Create a quota for tenant-b

cat <<EOF | kubectl apply -f -
apiVersion: v1
kind: ResourceQuota
metadata:
  name: test-gpu-quota-1
  namespace: tenant-b
spec:
  hard:
    requests.nvidia.com/gpu: 10
    limits.nvidia.com/gpu: 10
    requests.cpu: 2
    limits.cpu: 2
EOF

Creating a GPU pod in tenant-a and tenant-b

Let's create 4 pods in tenant-a and 4 pods in tenant-b where each pod is requesting a single GPU.

The job that we will use in both tenants.
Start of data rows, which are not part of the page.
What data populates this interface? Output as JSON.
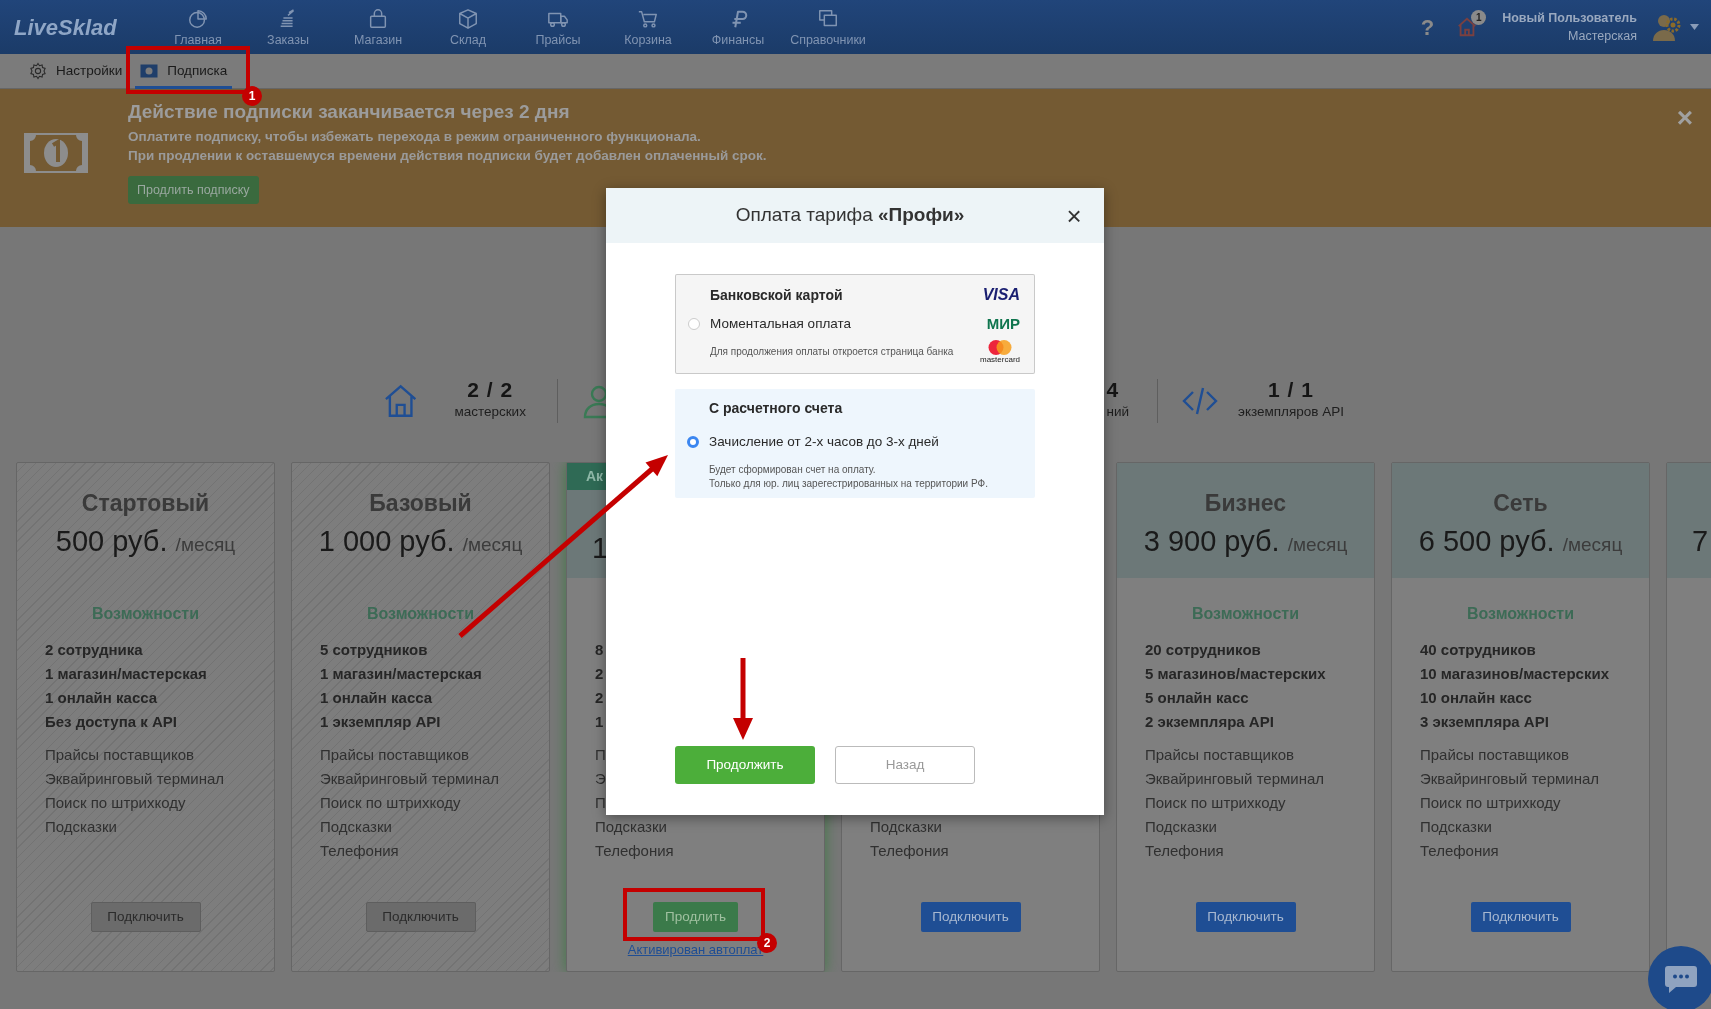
{
  "navbar": {
    "logo": "LiveSklad",
    "items": [
      {
        "label": "Главная",
        "kind": "chart"
      },
      {
        "label": "Заказы",
        "kind": "coins"
      },
      {
        "label": "Магазин",
        "kind": "bag"
      },
      {
        "label": "Склад",
        "kind": "box"
      },
      {
        "label": "Прайсы",
        "kind": "truck"
      },
      {
        "label": "Корзина",
        "kind": "cart"
      },
      {
        "label": "Финансы",
        "kind": "ruble"
      },
      {
        "label": "Справочники",
        "kind": "windows"
      }
    ],
    "help": "?",
    "notifications": "1",
    "user_name": "Новый Пользователь",
    "user_role": "Мастерская"
  },
  "subnav": {
    "items": [
      {
        "label": "Настройки",
        "kind": "gear",
        "selected": false
      },
      {
        "label": "Подписка",
        "kind": "money",
        "selected": true
      }
    ]
  },
  "banner": {
    "title": "Действие подписки заканчивается через 2 дня",
    "lines": [
      "Оплатите подписку, чтобы избежать перехода в режим ограниченного функционала.",
      "При продлении к оставшемуся времени действия подписки будет добавлен оплаченный срок."
    ],
    "button": "Продлить подписку",
    "close": "×"
  },
  "stats": [
    {
      "kind": "home",
      "value": "2 / 2",
      "label": "мастерских"
    },
    {
      "kind": "user"
    },
    {
      "value": "4",
      "label": "ний"
    },
    {
      "kind": "code",
      "value": "1 / 1",
      "label": "экземпляров API"
    }
  ],
  "plans": [
    {
      "kind": "disabled",
      "title": "Стартовый",
      "price": "500 руб.",
      "period": "/месяц",
      "heading": "Возможности",
      "limits": [
        "2 сотрудника",
        "1 магазин/мастерская",
        "1 онлайн касса",
        "Без доступа к API"
      ],
      "features": [
        "Прайсы поставщиков",
        "Эквайринговый терминал",
        "Поиск по штрихкоду",
        "Подсказки"
      ],
      "button": "Подключить"
    },
    {
      "kind": "disabled",
      "title": "Базовый",
      "price": "1 000 руб.",
      "period": "/месяц",
      "heading": "Возможности",
      "limits": [
        "5 сотрудников",
        "1 магазин/мастерская",
        "1 онлайн касса",
        "1 экземпляр API"
      ],
      "features": [
        "Прайсы поставщиков",
        "Эквайринговый терминал",
        "Поиск по штрихкоду",
        "Подсказки",
        "Телефония"
      ],
      "button": "Подключить"
    },
    {
      "kind": "active",
      "tag": "Ак",
      "price": "1",
      "limits": [
        "8",
        "2",
        "2",
        "1"
      ],
      "features": [
        "П",
        "Э",
        "П",
        "Подсказки",
        "Телефония"
      ],
      "button": "Продлить",
      "link": "Активирован автоплат"
    },
    {
      "kind": "available",
      "features": [
        "Подсказки",
        "Телефония"
      ],
      "button": "Подключить"
    },
    {
      "kind": "available",
      "title": "Бизнес",
      "price": "3 900 руб.",
      "period": "/месяц",
      "heading": "Возможности",
      "limits": [
        "20 сотрудников",
        "5 магазинов/мастерских",
        "5 онлайн касс",
        "2 экземпляра API"
      ],
      "features": [
        "Прайсы поставщиков",
        "Эквайринговый терминал",
        "Поиск по штрихкоду",
        "Подсказки",
        "Телефония"
      ],
      "button": "Подключить"
    },
    {
      "kind": "available",
      "title": "Сеть",
      "price": "6 500 руб.",
      "period": "/месяц",
      "heading": "Возможности",
      "limits": [
        "40 сотрудников",
        "10 магазинов/мастерских",
        "10 онлайн касс",
        "3 экземпляра API"
      ],
      "features": [
        "Прайсы поставщиков",
        "Эквайринговый терминал",
        "Поиск по штрихкоду",
        "Подсказки",
        "Телефония"
      ],
      "button": "Подключить"
    },
    {
      "kind": "available",
      "price": "7"
    }
  ],
  "modal": {
    "title": "Оплата тарифа **«Профи»**",
    "close": "×",
    "options": [
      {
        "title": "Банковской картой",
        "subtitle": "Моментальная оплата",
        "notes": [
          "Для продолжения оплаты откроется страница банка"
        ],
        "selected": false,
        "brands": [
          "VISA",
          "МИР",
          "mastercard"
        ]
      },
      {
        "title": "С расчетного счета",
        "subtitle": "Зачисление от 2-х часов до 3-х дней",
        "notes": [
          "Будет сформирован счет на оплату.",
          "Только для юр. лиц зарегестрированных на территории РФ."
        ],
        "selected": true
      }
    ],
    "buttons": [
      {
        "label": "Продолжить",
        "kind": "primary"
      },
      {
        "label": "Назад",
        "kind": "secondary"
      }
    ]
  },
  "annotations": [
    {
      "number": "1"
    },
    {
      "number": "2"
    }
  ]
}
cat > gpu-deployment.yml << EOF
apiVersion: apps/v1
kind: Deployment
metadata:
  name: cuda-simple
spec:
  replicas: 4
  selector:
    matchLabels:
      app: cuda-simple
  template:
    metadata:
      labels:
        app: cuda-simple
    spec:
      containers:
      - name: cuda-simple
        image: nvidia/cuda:11.0.3-base-ubi7
        command:
        - bash
        - -c
        - |
          /usr/local/nvidia/bin/nvidia-smi -L; sleep 300
        resources:
          limits:
            nvidia.com/gpu: 1
EOF

launch it in tenant-a and tenant-b

kubectl apply -f gpu-deployment.yml -n tenant-a
kubectl apply -f gpu-deployment.yml -n tenant-b

You should see 1 pod running in tenant-a:

kubectl get pods -n tenant-a

this demonstrates that resourcequotas are effective and able to limit GPUs that are timeshared.
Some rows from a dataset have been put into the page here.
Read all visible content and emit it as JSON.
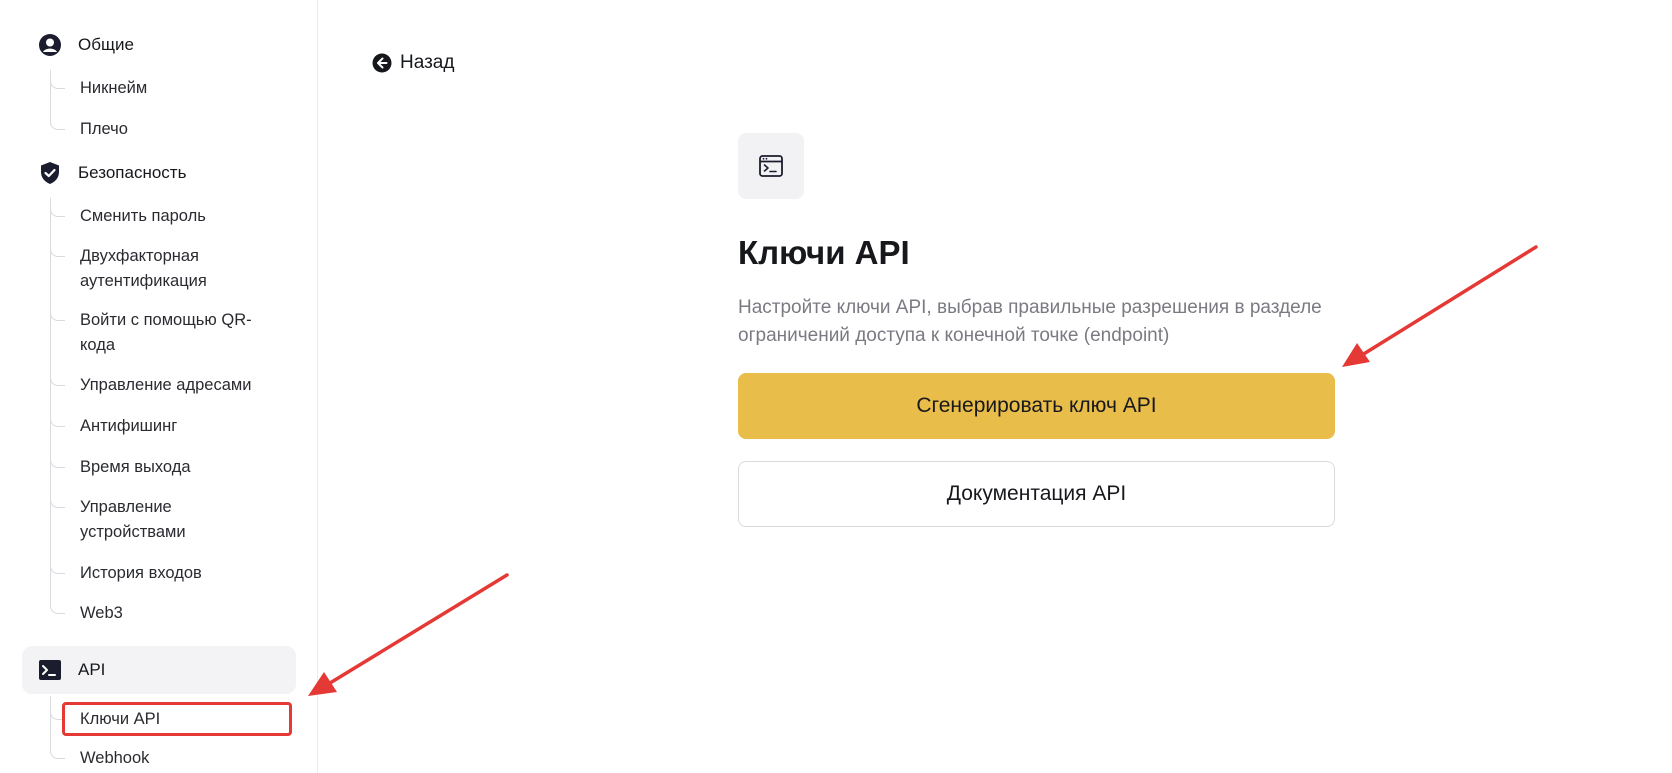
{
  "sidebar": {
    "general": {
      "label": "Общие",
      "icon": "user-circle-icon",
      "items": [
        "Никнейм",
        "Плечо"
      ]
    },
    "security": {
      "label": "Безопасность",
      "icon": "shield-check-icon",
      "items": [
        "Сменить пароль",
        "Двухфакторная\nаутентификация",
        "Войти с помощью QR-\nкода",
        "Управление адресами",
        "Антифишинг",
        "Время выхода",
        "Управление\nустройствами",
        "История входов",
        "Web3"
      ]
    },
    "api": {
      "label": "API",
      "icon": "terminal-icon",
      "items": [
        "Ключи API",
        "Webhook"
      ],
      "active_item": "Ключи API"
    }
  },
  "main": {
    "back_label": "Назад",
    "icon": "terminal-window-icon",
    "title": "Ключи API",
    "description": "Настройте ключи API, выбрав правильные разрешения в разделе ограничений доступа к конечной точке (endpoint)",
    "primary_button": "Сгенерировать ключ API",
    "secondary_button": "Документация API"
  },
  "colors": {
    "accent": "#e9bd4a",
    "annotation": "#e53935",
    "active_bg": "#f3f3f5"
  }
}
You should see 4 pods running in tenant-a:

kubectl get pods -n tenant-b

Verify that pods in both tenant-a see the whole GPU being usable

kubectl exec -n tenant-a deploy/cuda-simple -ti -- sh
nvidia-smi
exit

Verify that pods in tenant-b see the whole GPU being usable

kubectl exec -n tenant-b deploy/cuda-simple -ti -- sh
nvidia-smi
exit

You can also take a look at the GPU node to see that it will report having 8 GPU devices even though it only has a single GPU attached to the VM. This is due to the fact of timesharing being enabled with the setting max-shared-clients-per-gpu=8.
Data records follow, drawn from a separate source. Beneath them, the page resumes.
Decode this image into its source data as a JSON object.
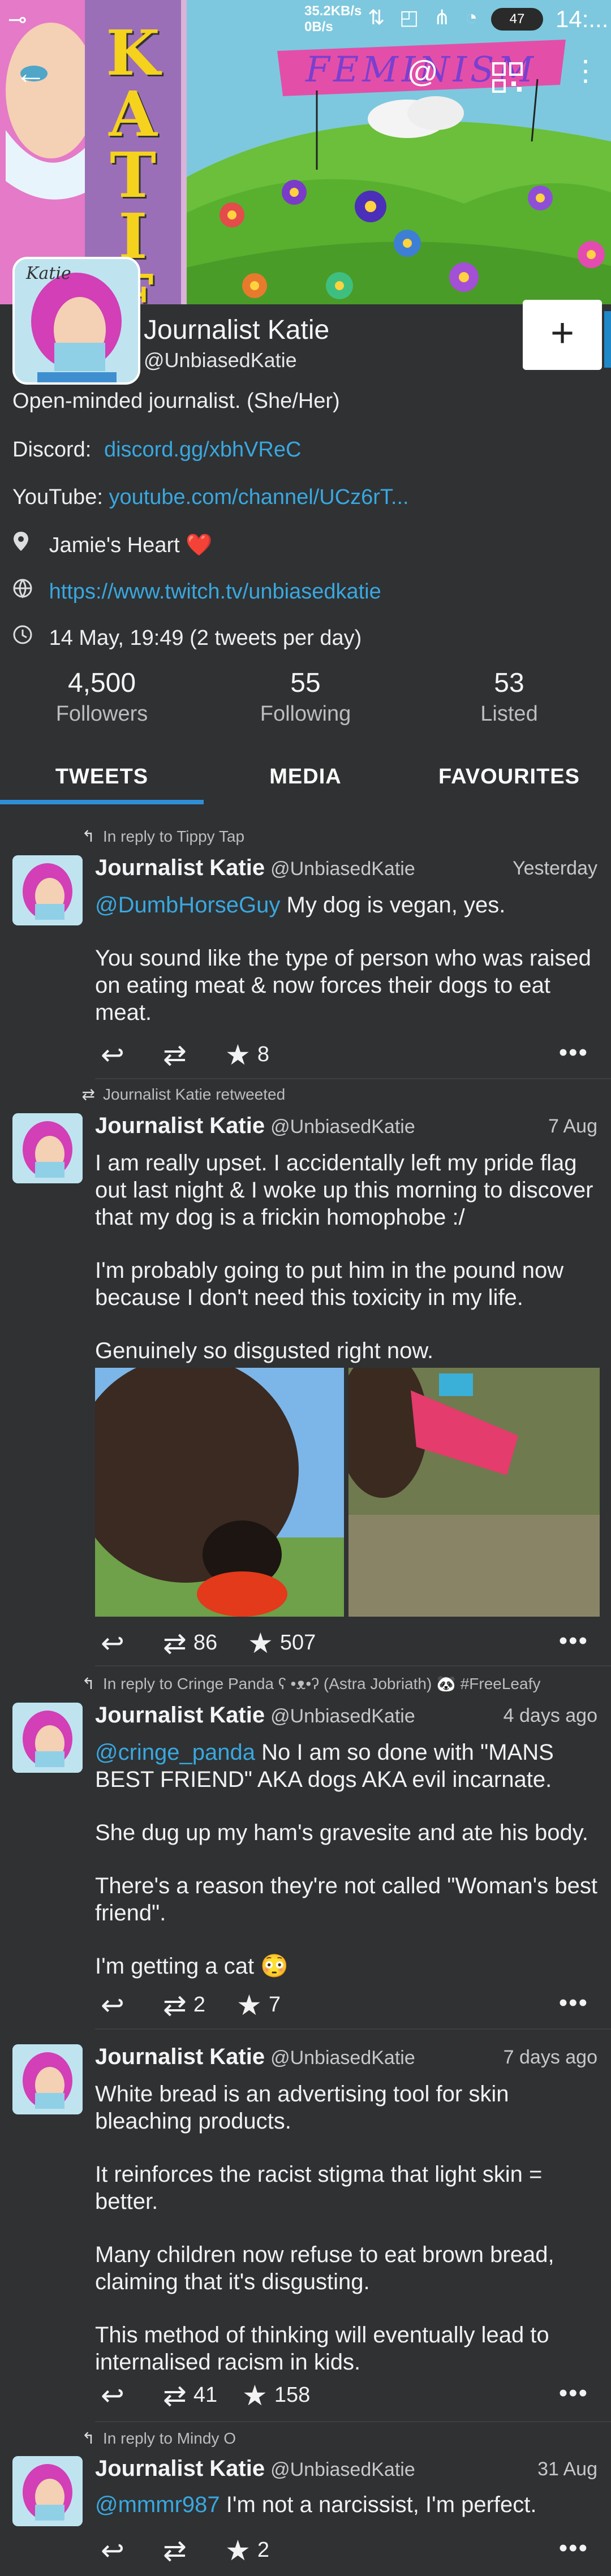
{
  "status_bar": {
    "speed_top": "35.2KB/s",
    "speed_bottom": "0B/s",
    "battery": "47",
    "time": "14:..."
  },
  "banner": {
    "sign_text": "FEMINISM",
    "vertical_text": [
      "K",
      "A",
      "T",
      "I",
      "E"
    ],
    "avatar_caption": "Katie"
  },
  "profile": {
    "display_name": "Journalist Katie",
    "handle": "@UnbiasedKatie",
    "follow_label": "+",
    "bio": "Open-minded journalist. (She/Her)",
    "discord_label": "Discord:",
    "discord_link": "discord.gg/xbhVReC",
    "youtube_label": "YouTube:",
    "youtube_link": "youtube.com/channel/UCz6rT...",
    "location": "Jamie's Heart ❤️",
    "website": "https://www.twitch.tv/unbiasedkatie",
    "joined": "14 May, 19:49 (2 tweets per day)",
    "stats": [
      {
        "value": "4,500",
        "label": "Followers"
      },
      {
        "value": "55",
        "label": "Following"
      },
      {
        "value": "53",
        "label": "Listed"
      }
    ]
  },
  "tabs": [
    "TWEETS",
    "MEDIA",
    "FAVOURITES"
  ],
  "tweets": [
    {
      "context": "In reply to Tippy Tap",
      "name": "Journalist Katie",
      "handle": "@UnbiasedKatie",
      "date": "Yesterday",
      "mention": "@DumbHorseGuy",
      "paragraphs": [
        "My dog is vegan, yes.",
        "You sound like the type of person who was raised on eating meat & now forces their dogs to eat meat."
      ],
      "retweets": "",
      "likes": "8"
    },
    {
      "context": "Journalist Katie retweeted",
      "name": "Journalist Katie",
      "handle": "@UnbiasedKatie",
      "date": "7 Aug",
      "paragraphs": [
        "I am really upset. I accidentally left my pride flag out last night & I woke up this morning to discover that my dog is a frickin homophobe :/",
        " I'm probably going to put him in the pound now because I don't need this toxicity in my life.",
        "Genuinely so disgusted right now."
      ],
      "retweets": "86",
      "likes": "507"
    },
    {
      "context": "In reply to Cringe Panda ʕ •ᴥ•ʔ (Astra Jobriath) 🐼 #FreeLeafy",
      "name": "Journalist Katie",
      "handle": "@UnbiasedKatie",
      "date": "4 days ago",
      "mention": "@cringe_panda",
      "paragraphs": [
        "No I am so done with \"MANS BEST FRIEND\" AKA dogs AKA evil incarnate.",
        "She dug up my ham's gravesite and ate his body.",
        "There's a reason they're not called \"Woman's best friend\".",
        "I'm getting a cat 😳"
      ],
      "retweets": "2",
      "likes": "7"
    },
    {
      "context": "",
      "name": "Journalist Katie",
      "handle": "@UnbiasedKatie",
      "date": "7 days ago",
      "paragraphs": [
        "White bread is an advertising tool for skin bleaching products.",
        "It reinforces the racist stigma that light skin = better.",
        "Many children now refuse to eat brown bread, claiming that it's disgusting.",
        "This method of thinking will eventually lead to internalised racism in kids."
      ],
      "retweets": "41",
      "likes": "158"
    },
    {
      "context": "In reply to Mindy O",
      "name": "Journalist Katie",
      "handle": "@UnbiasedKatie",
      "date": "31 Aug",
      "mention": "@mmmr987",
      "paragraphs": [
        "I'm not a narcissist, I'm perfect."
      ],
      "retweets": "",
      "likes": "2"
    }
  ],
  "colors": {
    "background": "#2f3133",
    "link": "#39a8e0",
    "tab_accent": "#2f8fd6"
  },
  "icons": [
    "back-arrow-icon",
    "mention-icon",
    "qr-code-icon",
    "more-vert-icon",
    "location-pin-icon",
    "globe-icon",
    "clock-icon",
    "reply-icon",
    "retweet-icon",
    "star-icon",
    "more-horiz-icon"
  ]
}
Run the following to get node details of the GPU nodes with tesla t4s

kubectl get node -l cloud.google.com/gke-accelerator=nvidia-tesla-t4 -o yaml

You should see something like this in the output:

    allocatable:
      attachable-volumes-gce-pd: "127"
      cpu: 3920m
      ephemeral-storage: "47093746742"
      hugepages-1Gi: "0"
      hugepages-2Mi: "0"
      memory: 12663300Ki
      nvidia.com/gpu: "1"
      pods: "110"

Summary

Demonstrated how to use timesharing GPUs in GKE and verified that each tenant will think they're getting the whole GPU even when they are being shared. We are able to limit how much GPUs a single tenant can request by applying resource quotas. GPU timesharing is a great way to reduce costs of GPUs when the GPU utilization of a single tenant/user is low.